Por fim, seria impossível falar sobre o trabalho de Pollyanna no Mineirão, durante o mês internacional da mulher, sem citar o crescimento da presença feminina no futebol. Segundo a jornalista, já no final dos anos 90, o cenário já registrava uma tímida evolução.

Porém, 24 anos depois, o protagonismo das mulheres é uma realidade cada vez maior, embora ela mesmo admita que ainda há muito o que se conquistar. Pollyanna utiliza seu próprio exemplo, como quem teve que lidar com a desconfiança em um ambiente predominantemente masculino, para analisar essas mudanças.

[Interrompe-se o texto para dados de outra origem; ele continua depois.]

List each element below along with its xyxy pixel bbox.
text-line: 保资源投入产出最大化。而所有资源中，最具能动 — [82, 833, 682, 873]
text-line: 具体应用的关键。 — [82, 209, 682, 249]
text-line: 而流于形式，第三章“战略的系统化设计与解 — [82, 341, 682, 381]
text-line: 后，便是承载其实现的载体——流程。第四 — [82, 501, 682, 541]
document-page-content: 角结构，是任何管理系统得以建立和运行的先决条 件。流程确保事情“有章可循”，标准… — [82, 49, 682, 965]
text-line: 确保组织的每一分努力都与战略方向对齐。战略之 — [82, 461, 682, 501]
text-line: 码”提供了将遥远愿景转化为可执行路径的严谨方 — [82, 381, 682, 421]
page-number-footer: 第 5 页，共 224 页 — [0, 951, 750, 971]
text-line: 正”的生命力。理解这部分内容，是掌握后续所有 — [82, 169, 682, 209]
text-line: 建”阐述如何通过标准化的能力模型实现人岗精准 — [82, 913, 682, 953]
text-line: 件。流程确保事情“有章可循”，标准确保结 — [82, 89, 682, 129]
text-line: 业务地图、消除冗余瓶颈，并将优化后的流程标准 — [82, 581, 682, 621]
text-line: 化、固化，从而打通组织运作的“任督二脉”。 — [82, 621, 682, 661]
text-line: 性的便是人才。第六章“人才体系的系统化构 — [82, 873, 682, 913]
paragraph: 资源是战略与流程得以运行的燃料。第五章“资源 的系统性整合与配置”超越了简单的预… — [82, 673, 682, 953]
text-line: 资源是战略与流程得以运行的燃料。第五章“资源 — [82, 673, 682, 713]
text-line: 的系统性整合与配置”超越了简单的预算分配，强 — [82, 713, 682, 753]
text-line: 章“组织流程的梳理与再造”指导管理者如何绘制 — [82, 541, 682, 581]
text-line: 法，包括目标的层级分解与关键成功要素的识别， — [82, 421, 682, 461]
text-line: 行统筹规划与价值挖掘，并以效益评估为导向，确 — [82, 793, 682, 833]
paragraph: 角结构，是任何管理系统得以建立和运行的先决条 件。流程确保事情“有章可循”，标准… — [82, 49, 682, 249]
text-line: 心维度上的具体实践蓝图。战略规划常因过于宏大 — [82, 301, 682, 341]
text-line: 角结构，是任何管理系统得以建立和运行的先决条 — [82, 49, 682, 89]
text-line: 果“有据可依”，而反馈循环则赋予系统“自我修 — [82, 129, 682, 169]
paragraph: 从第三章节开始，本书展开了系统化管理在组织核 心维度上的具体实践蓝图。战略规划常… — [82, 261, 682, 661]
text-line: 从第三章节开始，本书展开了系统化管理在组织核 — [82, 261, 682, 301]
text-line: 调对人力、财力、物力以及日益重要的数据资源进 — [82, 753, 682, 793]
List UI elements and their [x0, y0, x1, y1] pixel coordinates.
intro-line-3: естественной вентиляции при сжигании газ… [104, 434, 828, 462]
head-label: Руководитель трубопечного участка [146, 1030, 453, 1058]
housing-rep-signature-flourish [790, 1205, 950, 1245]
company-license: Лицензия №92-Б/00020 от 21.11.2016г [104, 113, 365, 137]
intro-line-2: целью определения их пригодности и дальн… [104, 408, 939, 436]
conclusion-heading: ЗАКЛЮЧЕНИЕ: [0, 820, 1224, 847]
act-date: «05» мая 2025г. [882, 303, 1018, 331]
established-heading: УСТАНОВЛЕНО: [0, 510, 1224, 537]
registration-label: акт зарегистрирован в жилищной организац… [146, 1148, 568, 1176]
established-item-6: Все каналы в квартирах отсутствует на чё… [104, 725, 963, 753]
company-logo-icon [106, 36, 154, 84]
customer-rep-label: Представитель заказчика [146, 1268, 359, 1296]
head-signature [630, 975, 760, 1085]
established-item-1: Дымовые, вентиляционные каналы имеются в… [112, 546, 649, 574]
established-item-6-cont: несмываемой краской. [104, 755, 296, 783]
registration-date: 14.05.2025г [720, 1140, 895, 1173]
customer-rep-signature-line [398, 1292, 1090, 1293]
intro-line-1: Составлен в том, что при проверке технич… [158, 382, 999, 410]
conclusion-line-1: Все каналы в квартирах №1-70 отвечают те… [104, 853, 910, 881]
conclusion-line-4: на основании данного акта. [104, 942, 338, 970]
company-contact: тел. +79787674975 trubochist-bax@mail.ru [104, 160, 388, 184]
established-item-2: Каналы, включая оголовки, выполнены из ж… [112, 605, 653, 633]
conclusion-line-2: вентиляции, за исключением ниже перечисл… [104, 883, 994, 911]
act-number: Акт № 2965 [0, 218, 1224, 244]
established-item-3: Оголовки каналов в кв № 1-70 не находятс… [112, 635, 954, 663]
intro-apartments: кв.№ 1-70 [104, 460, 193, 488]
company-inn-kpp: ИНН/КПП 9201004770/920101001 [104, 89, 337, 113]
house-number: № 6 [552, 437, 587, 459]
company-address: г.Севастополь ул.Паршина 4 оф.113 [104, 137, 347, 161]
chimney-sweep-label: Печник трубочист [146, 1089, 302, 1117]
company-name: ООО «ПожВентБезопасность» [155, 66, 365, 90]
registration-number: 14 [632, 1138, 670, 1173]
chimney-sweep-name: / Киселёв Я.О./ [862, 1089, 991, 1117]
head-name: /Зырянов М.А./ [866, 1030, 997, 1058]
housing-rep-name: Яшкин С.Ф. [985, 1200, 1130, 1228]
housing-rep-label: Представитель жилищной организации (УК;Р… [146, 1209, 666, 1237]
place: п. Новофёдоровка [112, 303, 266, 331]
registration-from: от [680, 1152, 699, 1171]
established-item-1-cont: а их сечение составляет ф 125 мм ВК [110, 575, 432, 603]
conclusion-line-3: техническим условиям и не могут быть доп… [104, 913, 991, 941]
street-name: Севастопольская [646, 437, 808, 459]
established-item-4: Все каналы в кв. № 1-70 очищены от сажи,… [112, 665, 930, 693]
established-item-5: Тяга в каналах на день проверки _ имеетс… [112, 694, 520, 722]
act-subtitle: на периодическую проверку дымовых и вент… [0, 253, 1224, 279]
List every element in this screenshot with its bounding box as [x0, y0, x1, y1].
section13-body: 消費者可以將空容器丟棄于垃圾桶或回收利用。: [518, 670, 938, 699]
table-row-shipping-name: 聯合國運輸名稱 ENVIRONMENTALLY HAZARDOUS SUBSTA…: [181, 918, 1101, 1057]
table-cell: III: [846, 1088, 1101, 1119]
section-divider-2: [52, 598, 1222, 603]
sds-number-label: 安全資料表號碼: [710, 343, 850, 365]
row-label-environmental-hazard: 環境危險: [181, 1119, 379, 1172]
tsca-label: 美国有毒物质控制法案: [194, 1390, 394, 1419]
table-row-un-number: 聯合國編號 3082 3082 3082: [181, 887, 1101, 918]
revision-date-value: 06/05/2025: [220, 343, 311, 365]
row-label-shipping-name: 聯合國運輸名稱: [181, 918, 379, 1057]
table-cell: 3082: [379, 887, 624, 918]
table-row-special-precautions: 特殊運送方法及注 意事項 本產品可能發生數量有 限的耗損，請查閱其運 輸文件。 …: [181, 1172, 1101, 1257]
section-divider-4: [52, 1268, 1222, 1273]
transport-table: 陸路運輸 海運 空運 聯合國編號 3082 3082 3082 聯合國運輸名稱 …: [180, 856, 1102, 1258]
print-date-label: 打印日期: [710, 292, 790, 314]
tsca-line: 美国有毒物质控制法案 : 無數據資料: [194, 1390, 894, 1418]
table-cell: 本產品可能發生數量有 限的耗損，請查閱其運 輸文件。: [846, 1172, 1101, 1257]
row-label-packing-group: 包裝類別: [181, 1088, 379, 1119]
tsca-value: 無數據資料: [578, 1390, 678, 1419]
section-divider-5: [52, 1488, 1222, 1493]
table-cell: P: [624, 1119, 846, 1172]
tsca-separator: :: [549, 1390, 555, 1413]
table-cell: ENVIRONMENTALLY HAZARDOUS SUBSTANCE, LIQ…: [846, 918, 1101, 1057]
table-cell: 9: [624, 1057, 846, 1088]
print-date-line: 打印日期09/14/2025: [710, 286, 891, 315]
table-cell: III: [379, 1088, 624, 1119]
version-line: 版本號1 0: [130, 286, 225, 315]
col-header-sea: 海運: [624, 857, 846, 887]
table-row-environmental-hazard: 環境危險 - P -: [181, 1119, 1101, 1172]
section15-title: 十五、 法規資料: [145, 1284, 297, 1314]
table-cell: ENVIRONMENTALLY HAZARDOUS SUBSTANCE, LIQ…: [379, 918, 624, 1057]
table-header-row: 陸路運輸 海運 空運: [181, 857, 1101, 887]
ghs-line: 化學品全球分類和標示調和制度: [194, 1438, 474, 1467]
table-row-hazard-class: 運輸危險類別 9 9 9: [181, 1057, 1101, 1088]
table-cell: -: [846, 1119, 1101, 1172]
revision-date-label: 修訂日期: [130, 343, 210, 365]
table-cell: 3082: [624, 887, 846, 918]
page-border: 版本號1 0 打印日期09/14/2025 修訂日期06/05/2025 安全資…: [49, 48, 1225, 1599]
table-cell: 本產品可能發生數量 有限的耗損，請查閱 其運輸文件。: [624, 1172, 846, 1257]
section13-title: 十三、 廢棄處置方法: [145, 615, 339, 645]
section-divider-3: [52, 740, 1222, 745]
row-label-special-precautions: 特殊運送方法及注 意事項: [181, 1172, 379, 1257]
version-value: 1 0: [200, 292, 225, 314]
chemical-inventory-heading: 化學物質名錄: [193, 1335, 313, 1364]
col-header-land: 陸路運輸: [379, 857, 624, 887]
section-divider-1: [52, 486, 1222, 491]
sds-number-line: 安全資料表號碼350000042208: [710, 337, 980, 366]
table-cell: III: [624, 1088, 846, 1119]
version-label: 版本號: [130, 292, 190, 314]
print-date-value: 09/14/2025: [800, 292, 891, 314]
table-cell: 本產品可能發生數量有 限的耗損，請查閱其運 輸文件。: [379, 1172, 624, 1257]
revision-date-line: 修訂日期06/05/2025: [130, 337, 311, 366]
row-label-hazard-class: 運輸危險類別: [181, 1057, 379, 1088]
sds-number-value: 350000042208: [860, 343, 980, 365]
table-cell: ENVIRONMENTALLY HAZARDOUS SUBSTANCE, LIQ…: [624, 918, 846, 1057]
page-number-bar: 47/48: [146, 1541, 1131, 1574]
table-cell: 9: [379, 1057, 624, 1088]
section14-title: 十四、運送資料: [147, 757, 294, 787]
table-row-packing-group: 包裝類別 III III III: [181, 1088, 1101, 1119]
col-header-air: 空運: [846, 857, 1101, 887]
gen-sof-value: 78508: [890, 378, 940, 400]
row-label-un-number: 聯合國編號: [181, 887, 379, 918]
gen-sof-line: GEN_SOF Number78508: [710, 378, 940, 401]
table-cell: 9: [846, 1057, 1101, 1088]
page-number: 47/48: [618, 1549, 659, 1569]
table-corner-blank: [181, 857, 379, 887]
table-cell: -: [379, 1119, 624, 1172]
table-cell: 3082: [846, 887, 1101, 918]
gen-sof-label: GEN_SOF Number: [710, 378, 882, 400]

“Quando comecei, no final da década de 90, esse movimento já estava começando, mas era bem discreto, em todos os sentidos, seja nos estádios, na arbitragem, no futebol feminino ou no jornalismo. Eu nunca sofri preconceito diretamente, mas percebia o olhar desconfiado em relação a nosso trabalho. Acho que não só pelo fato de eu ser mulher, mas era muito nova, tinha 18 anos. Então tinha que me provar independentemente da minha idade e do meu sexo. Mas com o passar dos anos, a gente viu uma mudança nesse cenário, as mulheres cada vez ganhando mais espaço em todos os pontos relacionados ao futebol. No jornalismo esportivo são inúmeras mulheres, nos estádios é muito interessante, converso com locutoras do nordeste, do sul. Sem contar o futebol feminino, que ainda não é o ideal, mas a gente vê que as coisas estão caminhando. E o que mais quero é a presença feminina nos estádios, acho sensacional. No Mineirão nos preocupamos muito com isso, queremos mostrar o quão importante é a mulher ocupar seu lugar, ser respeitada. Então fico muito feliz com essa evolução”, finaliza.